Fini le panachage. À partir des municipales de 2026, un nouveau mode de scrutin par liste paritaire complète sera appliqué dans les communes de moins de 1 000 habitants. À Quibou, petit village de la Manche, les habitants sont partagés face à cette évolution politique.
Un marché haut en couleur
Jeudi 5 mars 2026, Quibou, un village de 842 habitants selon l'Insee 2022, vivait son traditionnel marché. À moins de deux semaines des élections municipales, l'atmosphère était chargée d'interrogations sur le nouveau scrutin qui les attend. Comment les électeurs accueillent-ils cette réforme ?
Un mode de scrutin controversé
Selon la loi du 21 mai 2025, ce mode de scrutin impose le dépôt de listes complètes, abolissant ainsi le panachage.

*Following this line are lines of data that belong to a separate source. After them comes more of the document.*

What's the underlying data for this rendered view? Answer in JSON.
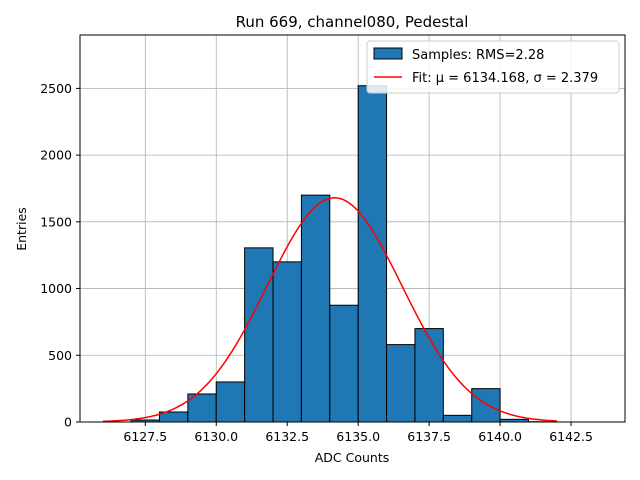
{
  "chart_data": {
    "type": "bar",
    "title": "Run 669, channel080, Pedestal",
    "xlabel": "ADC Counts",
    "ylabel": "Entries",
    "xlim": [
      6125.2,
      6144.4
    ],
    "ylim": [
      0,
      2900
    ],
    "xticks": [
      6127.5,
      6130.0,
      6132.5,
      6135.0,
      6137.5,
      6140.0,
      6142.5
    ],
    "xtick_labels": [
      "6127.5",
      "6130.0",
      "6132.5",
      "6135.0",
      "6137.5",
      "6140.0",
      "6142.5"
    ],
    "yticks": [
      0,
      500,
      1000,
      1500,
      2000,
      2500
    ],
    "ytick_labels": [
      "0",
      "500",
      "1000",
      "1500",
      "2000",
      "2500"
    ],
    "grid": true,
    "legend_position": "top-right",
    "bar_color": "#1f77b4",
    "fit_color": "#ff0000",
    "histogram": {
      "name": "Samples: RMS=2.28",
      "bin_edges": [
        6127.0,
        6128.0,
        6129.0,
        6130.0,
        6131.0,
        6132.0,
        6133.0,
        6134.0,
        6135.0,
        6136.0,
        6137.0,
        6138.0,
        6139.0,
        6140.0,
        6141.0,
        6142.0
      ],
      "counts": [
        15,
        75,
        210,
        300,
        1305,
        1200,
        1700,
        875,
        2520,
        580,
        700,
        50,
        250,
        20,
        2
      ]
    },
    "fit": {
      "name": "Fit: μ = 6134.168, σ = 2.379",
      "mu": 6134.168,
      "sigma": 2.379,
      "amplitude": 1680,
      "x_range": [
        6126.0,
        6142.0
      ]
    }
  }
}
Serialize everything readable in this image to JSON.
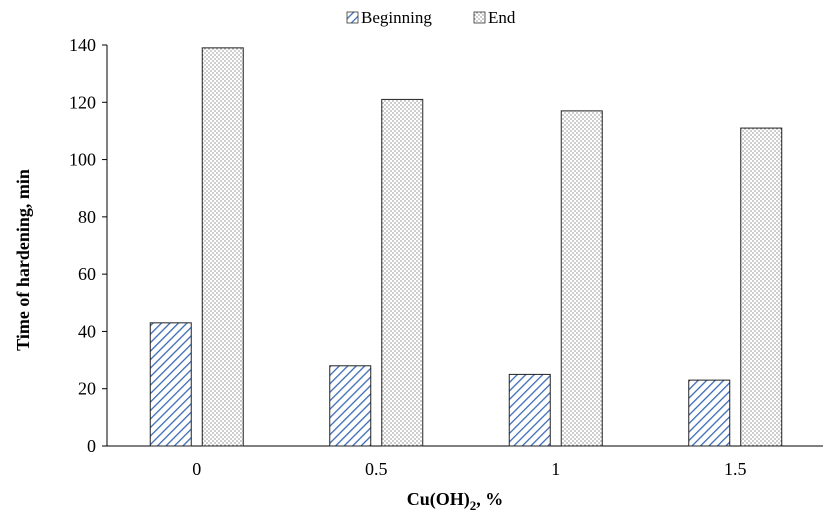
{
  "chart_data": {
    "type": "bar",
    "categories": [
      "0",
      "0.5",
      "1",
      "1.5"
    ],
    "series": [
      {
        "name": "Beginning",
        "values": [
          43,
          28,
          25,
          23
        ],
        "pattern": "diagonal-hatch",
        "color": "#3b6bb5"
      },
      {
        "name": "End",
        "values": [
          139,
          121,
          117,
          111
        ],
        "pattern": "dots",
        "color": "#555555"
      }
    ],
    "xlabel_main": "Cu(OH)",
    "xlabel_sub": "2",
    "xlabel_tail": ", %",
    "ylabel": "Time of hardening, min",
    "ylim": [
      0,
      140
    ],
    "yticks": [
      0,
      20,
      40,
      60,
      80,
      100,
      120,
      140
    ],
    "grid": false,
    "legend_position": "top-center"
  }
}
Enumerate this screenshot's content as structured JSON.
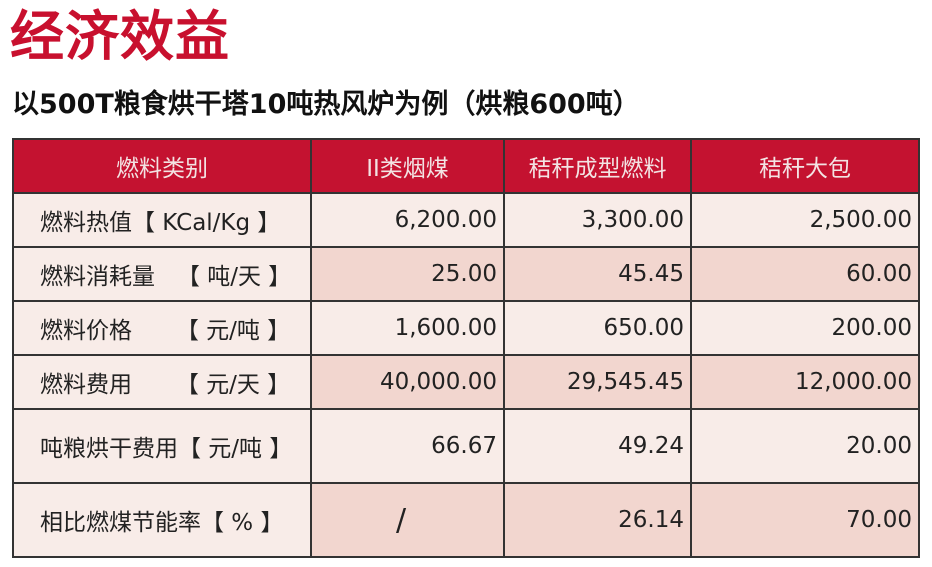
{
  "title": "经济效益",
  "subtitle": "以500T粮食烘干塔10吨热风炉为例（烘粮600吨）",
  "table": {
    "headers": [
      "燃料类别",
      "II类烟煤",
      "秸秆成型燃料",
      "秸秆大包"
    ],
    "rows": [
      {
        "label": "燃料热值【 KCal/Kg 】",
        "values": [
          "6,200.00",
          "3,300.00",
          "2,500.00"
        ]
      },
      {
        "label": "燃料消耗量   【 吨/天 】",
        "values": [
          "25.00",
          "45.45",
          "60.00"
        ]
      },
      {
        "label": "燃料价格      【 元/吨 】",
        "values": [
          "1,600.00",
          "650.00",
          "200.00"
        ]
      },
      {
        "label": "燃料费用      【 元/天 】",
        "values": [
          "40,000.00",
          "29,545.45",
          "12,000.00"
        ]
      },
      {
        "label": "吨粮烘干费用【 元/吨 】",
        "values": [
          "66.67",
          "49.24",
          "20.00"
        ]
      },
      {
        "label": "相比燃煤节能率【 % 】",
        "values": [
          "/",
          "26.14",
          "70.00"
        ]
      }
    ]
  },
  "colors": {
    "accent": "#c8102e",
    "header_bg": "#c41230",
    "row_light": "#f8ece8",
    "row_pink": "#f2d6cf"
  }
}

Le gouvernement précise que ce changement élargit le principe d’égalité à travers des listes paritaires.
Cependant, l'application de cette règle suscite des doutes, notamment concernant l'abstention et les bulletins nuls, crédibilisant ainsi des craintes déjà exprimées par certains électeurs.
Un habitant, qui préfère rester anonyme, résume son ressentiment : Je ne vote même pas. Je ne connais pas les candidats, je les vois seulement sur le tract.
D'autres s'inquiètent de la pertinence de voter pour une unique liste : Quand il y a une seule liste, ça vaut encore le coup d’y aller ?
s'interroge un autre Quibois.
Une perspective d’abstention record
Les craintes quant à l’éventuelle montée de l’abstention sont partagé par plusieurs habitants. Je pense que le taux d’abstention va crever le plafond
, avertit un électeur, il risque d’y avoir beaucoup de bulletins nuls, ça va être folklorique !
Malgré certaines réticences, d'autres voient cette réforme d’un bon œil. Ça peut favoriser l’égalité homme-femme
, affirme Jessica Laurent, témoignant ainsi d'un soutien à la parité. Un avis que partage Karin Lacroix, habitante de Notre-Dame-de-Cenilly, qui espère un enthousiasme accru des femmes pour la politique.
Pourtant, la dissension persiste, comme le souligne un homme de Moyon : Rayer des noms était essentiel, c’est une question de démocratie.
Un futur incertain
L'avenir du scrutin reste donc incertain à Quibou, où une clarté accrue des règles de vote pourrait jouer un rôle crucial dans la mobilisation des électeurs en vue des municipales 2026. Djamila Hélaine, résidente depuis 2019, exprime son désaccord avec le nouveau système, constatant que déconstruire certaines candidatures pourrait faire entendre des voix critiques.
En attendant, de nombreux habitants semblent s'interroger sur leur rôle face à l'inéluctable changement, tenant ainsi le sort des élections à Quibou entre leurs mains.